Our new example project demonstrates how one can make use of the popular Hugging Face ‘Transformers’ library in FEDn. In this example, a pre-trained BERT-tiny model [1] from Hugging Face is fine-tuned to perform spam detection on the Enron spam email dataset [2]. Check out the example in FEDn at:

https://github.com/scaleoutsystems/fedn/tree/master/examples/huggingface

Email communication often contains personal and sensitive information, and privacy regulations may prevent the collection of data in a central storage for model training. Federated learning is a privacy preserving machine learning technique that enables the training of models on decentralized data sources. Fine-tuning large language models (LLMs) on various data sources enhances both accuracy and generalizability. In the example we provide, the Enron email spam dataset is split among two clients. The BERT-tiny model is fine-tuned on the client data using federated learning to predict whether an email is spam or not.
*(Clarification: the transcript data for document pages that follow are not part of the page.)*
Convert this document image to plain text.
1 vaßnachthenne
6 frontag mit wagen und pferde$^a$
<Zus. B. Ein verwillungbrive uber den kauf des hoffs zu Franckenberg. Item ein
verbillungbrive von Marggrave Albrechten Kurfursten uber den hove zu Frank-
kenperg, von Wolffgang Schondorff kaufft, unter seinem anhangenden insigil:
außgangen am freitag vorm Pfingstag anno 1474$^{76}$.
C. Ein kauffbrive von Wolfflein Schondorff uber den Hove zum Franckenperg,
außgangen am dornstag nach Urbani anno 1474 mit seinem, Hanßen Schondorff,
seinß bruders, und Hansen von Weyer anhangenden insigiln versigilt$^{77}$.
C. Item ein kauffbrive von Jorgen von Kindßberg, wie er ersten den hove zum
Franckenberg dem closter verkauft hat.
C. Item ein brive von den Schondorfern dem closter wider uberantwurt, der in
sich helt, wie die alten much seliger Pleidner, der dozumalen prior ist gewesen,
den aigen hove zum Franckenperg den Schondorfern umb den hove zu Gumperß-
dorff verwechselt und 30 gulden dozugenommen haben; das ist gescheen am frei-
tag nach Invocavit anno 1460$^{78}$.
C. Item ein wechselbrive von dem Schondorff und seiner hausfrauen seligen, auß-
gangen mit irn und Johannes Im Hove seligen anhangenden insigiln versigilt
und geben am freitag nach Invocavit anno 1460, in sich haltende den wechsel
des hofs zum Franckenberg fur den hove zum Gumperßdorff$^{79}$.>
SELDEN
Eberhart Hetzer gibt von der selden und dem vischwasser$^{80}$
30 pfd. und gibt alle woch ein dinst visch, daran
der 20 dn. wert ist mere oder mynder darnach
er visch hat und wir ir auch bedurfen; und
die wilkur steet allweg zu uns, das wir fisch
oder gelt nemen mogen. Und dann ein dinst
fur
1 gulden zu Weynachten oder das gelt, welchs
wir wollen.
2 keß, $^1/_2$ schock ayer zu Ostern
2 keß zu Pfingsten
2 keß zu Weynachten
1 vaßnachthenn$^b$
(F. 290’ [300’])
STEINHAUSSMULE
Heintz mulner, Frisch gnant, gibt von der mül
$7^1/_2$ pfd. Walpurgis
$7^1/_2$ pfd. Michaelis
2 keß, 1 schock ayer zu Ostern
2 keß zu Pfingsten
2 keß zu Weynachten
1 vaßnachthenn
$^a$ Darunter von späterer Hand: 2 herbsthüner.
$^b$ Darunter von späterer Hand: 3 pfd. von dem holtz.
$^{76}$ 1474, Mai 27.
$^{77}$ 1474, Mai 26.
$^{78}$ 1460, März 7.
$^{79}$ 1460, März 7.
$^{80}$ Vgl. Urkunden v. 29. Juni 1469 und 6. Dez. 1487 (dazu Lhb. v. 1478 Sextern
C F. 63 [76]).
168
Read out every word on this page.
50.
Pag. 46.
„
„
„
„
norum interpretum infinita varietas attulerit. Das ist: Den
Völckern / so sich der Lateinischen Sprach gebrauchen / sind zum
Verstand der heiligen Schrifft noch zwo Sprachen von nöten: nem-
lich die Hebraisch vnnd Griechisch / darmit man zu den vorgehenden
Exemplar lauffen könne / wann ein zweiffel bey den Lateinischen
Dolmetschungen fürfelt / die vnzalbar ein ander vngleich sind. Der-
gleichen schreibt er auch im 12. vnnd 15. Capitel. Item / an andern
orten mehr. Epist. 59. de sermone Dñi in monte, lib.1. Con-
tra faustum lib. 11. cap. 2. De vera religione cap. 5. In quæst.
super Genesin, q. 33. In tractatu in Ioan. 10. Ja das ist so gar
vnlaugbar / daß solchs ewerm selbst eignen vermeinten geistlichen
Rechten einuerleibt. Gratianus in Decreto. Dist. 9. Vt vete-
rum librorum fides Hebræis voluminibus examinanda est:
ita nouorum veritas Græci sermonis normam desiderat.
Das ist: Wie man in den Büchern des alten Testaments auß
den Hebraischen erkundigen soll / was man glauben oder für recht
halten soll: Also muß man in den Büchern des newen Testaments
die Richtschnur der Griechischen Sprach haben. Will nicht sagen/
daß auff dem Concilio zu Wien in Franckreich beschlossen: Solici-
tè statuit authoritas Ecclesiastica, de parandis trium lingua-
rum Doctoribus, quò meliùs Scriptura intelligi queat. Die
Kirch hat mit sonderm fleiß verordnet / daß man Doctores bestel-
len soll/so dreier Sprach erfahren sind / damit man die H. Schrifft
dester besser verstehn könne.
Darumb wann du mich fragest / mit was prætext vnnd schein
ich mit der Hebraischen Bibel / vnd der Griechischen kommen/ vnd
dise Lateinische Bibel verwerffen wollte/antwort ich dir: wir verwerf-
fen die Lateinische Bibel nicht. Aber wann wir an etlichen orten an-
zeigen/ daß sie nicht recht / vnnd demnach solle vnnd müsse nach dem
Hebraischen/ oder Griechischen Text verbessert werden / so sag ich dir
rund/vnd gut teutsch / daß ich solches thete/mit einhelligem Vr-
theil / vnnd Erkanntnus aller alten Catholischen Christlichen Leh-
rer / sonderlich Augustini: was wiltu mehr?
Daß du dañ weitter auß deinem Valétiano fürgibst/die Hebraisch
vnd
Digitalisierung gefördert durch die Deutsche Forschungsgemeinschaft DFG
To run the example, follow the steps described at:

https://github.com/scaleoutsystems/fedn/tree/master/examples/huggingface

FEDn studio visualizes the training progress by plotting test loss and accuracy, as shown in the plot below.  After running the example for only a few rounds in FEDn studio, the BERT-tiny model, fine-tuned via federated learning, is able to detect spam emails on the test dataset with high accuracy (~99%). Run the example yourself or adapt it to your own use-case!

[1] I. Turc, M.-W. Chang, K. Lee, and K. Toutanova, "Well-Read Students Learn Better: On the Importance of Pre-training Compact Models." arXiv preprint arXiv:1908.08962v2, 2019.

[2] V. Metsis, I. Androutsopoulos and G. Paliouras, "Spam Filtering with Naive Bayes - Which Naive Bayes?". Proceedings of the 3rd Conference on Email and Anti-Spam (CEAS 2006), Mountain View, CA, USA, 2006.